Kritik an „Otthon Start“

Da drohen Schuldenberge

Der frühere Notenbankpräsident György Surányi hat vorsichtige Kritik am neuen Wohnkreditprogramm geäußert.

Der Wirtschaftsprofessor verwies gegenüber dem liberalen Nachrichtenportal hvg.hu zunächst auf drei Vorteile gegenüber früheren Konstruktionen, mit denen die Orbán-Regierung in den Wohnungsmarkt eingriff. So gelte „Otthon Start“ nur für den Erwerb von Erst-Immobilien, der Transaktionswert insgesamt bzw. in Bezug auf den Quadratmeterpreis wurde begrenzt. Der Festzins stürzt den Staat jedoch in unberechenbare Schulden, warnt Surányi, der die Ungarische Nationalbank (MNB) schon kurz zur Wendezeit und nochmals zwischen 1995 und 2001 leitete. Er spricht aus Erfahrung, denn 1995 schoss die Inflation im Zuge des Bokros-Sparpakets auf 30% und mehr in die Höhe – die MNB senkte den seit der Wende zweistelligen Leitzins erst am Jahresende 2001 unter 10%.

Als weitere Kritik merkte Surányi an, das neue Programm helfe sicher nicht den sozial Bedürftigen, die dringend Wohnraum benötigen würden.

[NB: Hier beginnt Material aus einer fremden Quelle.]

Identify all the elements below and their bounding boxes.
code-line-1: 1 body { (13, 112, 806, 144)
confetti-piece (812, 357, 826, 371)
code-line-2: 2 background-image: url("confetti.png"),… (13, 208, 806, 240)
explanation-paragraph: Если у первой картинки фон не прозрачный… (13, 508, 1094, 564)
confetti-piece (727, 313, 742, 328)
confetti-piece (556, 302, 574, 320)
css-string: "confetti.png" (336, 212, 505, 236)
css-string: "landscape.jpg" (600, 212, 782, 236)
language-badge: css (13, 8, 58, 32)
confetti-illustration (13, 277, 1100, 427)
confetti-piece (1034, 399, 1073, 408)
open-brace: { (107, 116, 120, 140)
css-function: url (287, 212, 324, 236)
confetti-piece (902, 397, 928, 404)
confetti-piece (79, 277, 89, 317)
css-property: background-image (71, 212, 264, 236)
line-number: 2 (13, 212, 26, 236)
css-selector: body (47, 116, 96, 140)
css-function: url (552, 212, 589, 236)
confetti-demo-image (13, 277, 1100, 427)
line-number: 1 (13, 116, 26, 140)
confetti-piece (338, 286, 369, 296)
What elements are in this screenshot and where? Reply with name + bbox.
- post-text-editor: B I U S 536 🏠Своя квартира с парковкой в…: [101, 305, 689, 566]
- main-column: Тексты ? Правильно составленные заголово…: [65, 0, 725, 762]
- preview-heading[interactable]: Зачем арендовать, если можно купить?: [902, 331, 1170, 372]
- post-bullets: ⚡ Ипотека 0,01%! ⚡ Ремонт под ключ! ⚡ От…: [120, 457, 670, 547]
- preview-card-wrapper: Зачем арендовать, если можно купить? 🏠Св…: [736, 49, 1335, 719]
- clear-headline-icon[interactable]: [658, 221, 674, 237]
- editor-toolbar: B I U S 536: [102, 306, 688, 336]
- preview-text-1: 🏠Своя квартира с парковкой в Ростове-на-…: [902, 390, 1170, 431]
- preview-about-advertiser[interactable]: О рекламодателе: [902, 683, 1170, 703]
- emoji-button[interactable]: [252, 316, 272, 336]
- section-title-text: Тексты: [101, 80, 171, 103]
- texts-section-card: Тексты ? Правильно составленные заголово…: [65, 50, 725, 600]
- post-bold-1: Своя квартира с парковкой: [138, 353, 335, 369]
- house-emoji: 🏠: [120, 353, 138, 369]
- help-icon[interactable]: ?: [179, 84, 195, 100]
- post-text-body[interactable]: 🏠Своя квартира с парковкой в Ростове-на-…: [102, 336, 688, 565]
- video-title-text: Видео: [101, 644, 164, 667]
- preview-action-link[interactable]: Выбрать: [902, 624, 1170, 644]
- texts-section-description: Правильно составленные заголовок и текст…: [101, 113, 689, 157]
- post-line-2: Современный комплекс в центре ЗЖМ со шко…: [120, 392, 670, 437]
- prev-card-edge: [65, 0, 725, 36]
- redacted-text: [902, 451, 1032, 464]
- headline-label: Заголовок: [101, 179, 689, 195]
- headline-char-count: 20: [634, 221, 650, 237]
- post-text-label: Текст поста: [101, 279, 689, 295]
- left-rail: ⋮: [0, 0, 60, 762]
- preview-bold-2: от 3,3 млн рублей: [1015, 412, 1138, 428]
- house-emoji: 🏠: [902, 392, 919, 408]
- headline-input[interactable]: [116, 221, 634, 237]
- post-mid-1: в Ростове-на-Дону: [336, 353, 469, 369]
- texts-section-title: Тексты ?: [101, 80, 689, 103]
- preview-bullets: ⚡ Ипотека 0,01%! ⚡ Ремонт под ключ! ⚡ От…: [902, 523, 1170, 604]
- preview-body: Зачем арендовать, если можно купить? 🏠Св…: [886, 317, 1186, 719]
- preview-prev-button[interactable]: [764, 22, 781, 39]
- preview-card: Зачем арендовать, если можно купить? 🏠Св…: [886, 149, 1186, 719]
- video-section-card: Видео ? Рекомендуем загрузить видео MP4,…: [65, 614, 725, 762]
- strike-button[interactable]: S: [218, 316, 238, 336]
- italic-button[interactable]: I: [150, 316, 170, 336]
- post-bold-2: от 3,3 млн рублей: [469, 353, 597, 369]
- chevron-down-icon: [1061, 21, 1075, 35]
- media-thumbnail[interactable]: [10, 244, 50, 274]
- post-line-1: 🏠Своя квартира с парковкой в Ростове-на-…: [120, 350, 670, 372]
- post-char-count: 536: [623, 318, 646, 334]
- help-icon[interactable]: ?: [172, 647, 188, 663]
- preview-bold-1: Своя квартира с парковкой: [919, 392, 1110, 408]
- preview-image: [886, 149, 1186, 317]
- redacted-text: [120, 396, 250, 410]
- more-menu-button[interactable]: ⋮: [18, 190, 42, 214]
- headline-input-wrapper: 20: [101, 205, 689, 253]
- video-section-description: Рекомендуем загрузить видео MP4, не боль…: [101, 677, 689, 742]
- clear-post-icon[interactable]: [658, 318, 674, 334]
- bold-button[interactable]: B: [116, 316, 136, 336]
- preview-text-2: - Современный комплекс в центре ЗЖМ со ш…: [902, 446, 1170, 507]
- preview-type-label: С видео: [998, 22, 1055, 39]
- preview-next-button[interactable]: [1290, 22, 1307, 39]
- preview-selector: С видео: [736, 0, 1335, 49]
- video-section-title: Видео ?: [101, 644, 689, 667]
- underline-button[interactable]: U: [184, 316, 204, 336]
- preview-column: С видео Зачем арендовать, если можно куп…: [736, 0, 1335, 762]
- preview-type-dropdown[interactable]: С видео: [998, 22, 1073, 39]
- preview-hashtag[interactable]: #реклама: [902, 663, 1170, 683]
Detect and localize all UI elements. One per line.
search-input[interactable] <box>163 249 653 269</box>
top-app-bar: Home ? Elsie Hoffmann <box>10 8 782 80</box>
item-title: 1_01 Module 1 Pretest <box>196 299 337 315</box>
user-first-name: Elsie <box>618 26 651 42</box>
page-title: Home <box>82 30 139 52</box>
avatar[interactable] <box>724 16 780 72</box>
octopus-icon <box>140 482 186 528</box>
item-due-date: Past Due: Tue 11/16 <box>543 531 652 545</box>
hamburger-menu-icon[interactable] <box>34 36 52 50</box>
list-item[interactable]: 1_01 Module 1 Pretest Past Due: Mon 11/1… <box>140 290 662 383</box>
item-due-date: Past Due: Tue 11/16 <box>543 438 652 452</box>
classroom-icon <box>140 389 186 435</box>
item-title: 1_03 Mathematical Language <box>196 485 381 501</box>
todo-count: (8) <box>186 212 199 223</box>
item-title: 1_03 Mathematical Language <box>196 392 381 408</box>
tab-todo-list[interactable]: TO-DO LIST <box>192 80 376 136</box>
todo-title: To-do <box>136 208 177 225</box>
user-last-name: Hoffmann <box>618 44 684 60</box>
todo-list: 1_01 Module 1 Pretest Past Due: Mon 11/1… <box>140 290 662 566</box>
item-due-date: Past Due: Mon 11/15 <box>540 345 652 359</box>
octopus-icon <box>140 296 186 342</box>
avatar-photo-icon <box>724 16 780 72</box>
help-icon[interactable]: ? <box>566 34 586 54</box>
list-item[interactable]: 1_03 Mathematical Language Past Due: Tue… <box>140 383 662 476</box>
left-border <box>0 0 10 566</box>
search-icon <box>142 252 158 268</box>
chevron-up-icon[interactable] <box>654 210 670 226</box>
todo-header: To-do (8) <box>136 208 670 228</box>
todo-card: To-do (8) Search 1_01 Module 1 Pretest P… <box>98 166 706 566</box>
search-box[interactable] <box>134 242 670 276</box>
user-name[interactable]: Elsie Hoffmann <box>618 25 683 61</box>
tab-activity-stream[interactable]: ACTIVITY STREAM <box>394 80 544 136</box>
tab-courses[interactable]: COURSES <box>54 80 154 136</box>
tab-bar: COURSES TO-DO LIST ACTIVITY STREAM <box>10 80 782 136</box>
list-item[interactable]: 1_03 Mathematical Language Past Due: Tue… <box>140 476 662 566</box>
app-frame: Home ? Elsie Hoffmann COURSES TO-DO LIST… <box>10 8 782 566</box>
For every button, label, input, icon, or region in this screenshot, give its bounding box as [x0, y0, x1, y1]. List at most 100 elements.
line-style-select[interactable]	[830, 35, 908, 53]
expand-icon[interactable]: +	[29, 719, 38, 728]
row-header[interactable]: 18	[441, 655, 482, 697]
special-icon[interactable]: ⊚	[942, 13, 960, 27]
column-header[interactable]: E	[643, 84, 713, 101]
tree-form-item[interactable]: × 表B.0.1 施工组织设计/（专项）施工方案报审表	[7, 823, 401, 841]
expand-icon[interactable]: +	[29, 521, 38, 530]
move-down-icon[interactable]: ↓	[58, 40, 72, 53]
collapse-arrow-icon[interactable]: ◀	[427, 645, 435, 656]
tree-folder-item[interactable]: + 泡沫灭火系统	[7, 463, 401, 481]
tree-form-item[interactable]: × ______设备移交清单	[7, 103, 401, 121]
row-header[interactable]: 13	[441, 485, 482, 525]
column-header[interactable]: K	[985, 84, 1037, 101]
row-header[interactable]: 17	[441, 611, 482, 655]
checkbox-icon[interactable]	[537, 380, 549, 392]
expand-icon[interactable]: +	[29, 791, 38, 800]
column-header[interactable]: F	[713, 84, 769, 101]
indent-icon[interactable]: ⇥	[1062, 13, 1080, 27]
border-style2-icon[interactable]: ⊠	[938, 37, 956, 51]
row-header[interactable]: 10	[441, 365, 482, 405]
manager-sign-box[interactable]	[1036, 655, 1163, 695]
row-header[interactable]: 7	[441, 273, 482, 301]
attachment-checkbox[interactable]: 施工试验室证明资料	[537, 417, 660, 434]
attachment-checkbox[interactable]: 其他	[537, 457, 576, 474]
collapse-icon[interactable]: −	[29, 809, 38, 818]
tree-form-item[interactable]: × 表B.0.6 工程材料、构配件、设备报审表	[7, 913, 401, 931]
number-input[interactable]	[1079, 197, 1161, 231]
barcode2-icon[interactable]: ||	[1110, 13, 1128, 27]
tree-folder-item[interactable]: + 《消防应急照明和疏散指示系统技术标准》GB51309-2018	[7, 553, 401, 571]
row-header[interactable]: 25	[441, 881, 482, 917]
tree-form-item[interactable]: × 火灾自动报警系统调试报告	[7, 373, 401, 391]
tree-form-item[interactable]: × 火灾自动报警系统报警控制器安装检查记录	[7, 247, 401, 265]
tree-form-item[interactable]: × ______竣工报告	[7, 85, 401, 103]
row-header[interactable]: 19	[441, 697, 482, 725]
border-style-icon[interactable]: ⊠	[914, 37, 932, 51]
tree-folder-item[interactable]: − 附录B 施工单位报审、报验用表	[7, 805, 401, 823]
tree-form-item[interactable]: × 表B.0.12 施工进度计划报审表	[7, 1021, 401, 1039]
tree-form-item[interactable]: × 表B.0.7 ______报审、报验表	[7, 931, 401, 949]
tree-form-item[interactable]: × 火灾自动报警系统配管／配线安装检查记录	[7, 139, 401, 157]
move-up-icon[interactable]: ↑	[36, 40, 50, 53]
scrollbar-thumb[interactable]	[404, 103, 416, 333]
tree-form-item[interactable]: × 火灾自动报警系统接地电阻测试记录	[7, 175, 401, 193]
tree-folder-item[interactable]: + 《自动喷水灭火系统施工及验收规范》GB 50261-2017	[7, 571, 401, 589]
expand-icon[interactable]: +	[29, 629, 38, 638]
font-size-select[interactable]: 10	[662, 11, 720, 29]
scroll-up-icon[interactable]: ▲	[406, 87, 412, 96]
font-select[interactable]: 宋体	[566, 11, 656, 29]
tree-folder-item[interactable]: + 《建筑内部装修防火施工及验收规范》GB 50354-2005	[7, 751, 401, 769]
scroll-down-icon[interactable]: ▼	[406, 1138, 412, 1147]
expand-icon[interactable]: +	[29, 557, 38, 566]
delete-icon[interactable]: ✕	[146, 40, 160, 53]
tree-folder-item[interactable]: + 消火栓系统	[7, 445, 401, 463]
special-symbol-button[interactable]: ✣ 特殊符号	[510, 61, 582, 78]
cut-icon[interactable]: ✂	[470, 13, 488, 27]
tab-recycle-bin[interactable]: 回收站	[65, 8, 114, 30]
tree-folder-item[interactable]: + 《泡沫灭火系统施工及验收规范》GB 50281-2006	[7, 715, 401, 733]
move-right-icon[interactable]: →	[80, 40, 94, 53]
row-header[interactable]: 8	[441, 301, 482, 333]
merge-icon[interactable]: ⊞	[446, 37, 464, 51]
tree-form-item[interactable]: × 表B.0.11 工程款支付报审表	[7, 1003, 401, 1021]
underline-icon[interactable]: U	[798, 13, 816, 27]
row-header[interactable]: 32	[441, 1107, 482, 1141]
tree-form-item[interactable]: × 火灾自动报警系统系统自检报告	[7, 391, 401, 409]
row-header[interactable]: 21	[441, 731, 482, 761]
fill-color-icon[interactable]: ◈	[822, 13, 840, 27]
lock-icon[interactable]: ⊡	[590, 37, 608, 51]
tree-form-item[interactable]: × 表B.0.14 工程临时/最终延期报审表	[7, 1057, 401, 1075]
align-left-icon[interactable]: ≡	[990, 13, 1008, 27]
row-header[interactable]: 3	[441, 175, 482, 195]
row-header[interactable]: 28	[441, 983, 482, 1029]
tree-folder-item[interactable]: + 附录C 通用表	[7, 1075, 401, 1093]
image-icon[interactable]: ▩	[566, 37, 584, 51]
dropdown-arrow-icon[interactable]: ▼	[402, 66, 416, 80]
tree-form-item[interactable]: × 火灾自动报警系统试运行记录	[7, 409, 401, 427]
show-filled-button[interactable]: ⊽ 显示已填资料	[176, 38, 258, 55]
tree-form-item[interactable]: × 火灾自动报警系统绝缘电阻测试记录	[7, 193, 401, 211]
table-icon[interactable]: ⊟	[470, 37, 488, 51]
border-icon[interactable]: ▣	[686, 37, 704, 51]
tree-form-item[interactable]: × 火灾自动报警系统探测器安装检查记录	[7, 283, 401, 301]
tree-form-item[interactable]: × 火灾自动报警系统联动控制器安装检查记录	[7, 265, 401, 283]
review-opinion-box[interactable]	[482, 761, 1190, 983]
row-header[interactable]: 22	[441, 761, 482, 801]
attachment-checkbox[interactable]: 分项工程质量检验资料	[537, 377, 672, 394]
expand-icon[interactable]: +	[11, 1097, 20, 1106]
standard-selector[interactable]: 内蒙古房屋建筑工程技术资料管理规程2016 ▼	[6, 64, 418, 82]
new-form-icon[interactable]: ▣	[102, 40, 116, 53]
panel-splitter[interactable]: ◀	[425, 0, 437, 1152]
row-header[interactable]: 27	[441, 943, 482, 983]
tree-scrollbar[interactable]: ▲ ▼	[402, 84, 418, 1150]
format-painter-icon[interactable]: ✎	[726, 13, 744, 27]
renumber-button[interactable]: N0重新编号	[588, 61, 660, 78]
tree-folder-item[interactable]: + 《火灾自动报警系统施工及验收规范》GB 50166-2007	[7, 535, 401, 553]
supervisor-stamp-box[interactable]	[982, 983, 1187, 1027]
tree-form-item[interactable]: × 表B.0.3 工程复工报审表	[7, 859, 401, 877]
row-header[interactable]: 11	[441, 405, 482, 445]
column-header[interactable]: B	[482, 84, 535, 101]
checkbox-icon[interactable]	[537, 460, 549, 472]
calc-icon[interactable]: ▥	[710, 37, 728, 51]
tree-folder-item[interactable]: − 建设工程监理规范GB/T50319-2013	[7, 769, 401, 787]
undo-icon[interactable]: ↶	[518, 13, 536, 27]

Obendrein wird die Inflation am Wohnungsmarkt durch die künstliche Belebung der Nachfrage weiter angeheizt. Stattdessen sollte ein sozialer Wohnungsbau angeschoben werden, bei dem der Staat nicht unbedingt im Vordergrund steht, sondern als Garant bei Zahlungsausfällen das private Kapital zu Projekten animieren könnte. Sehr wahrscheinlich ließen sich Mieten sozialverträglicher abfedern als die Kosten des Festzins. Garantien wären auch wichtig, um mehr leerstehende Wohnungen in den Markt zu integrieren.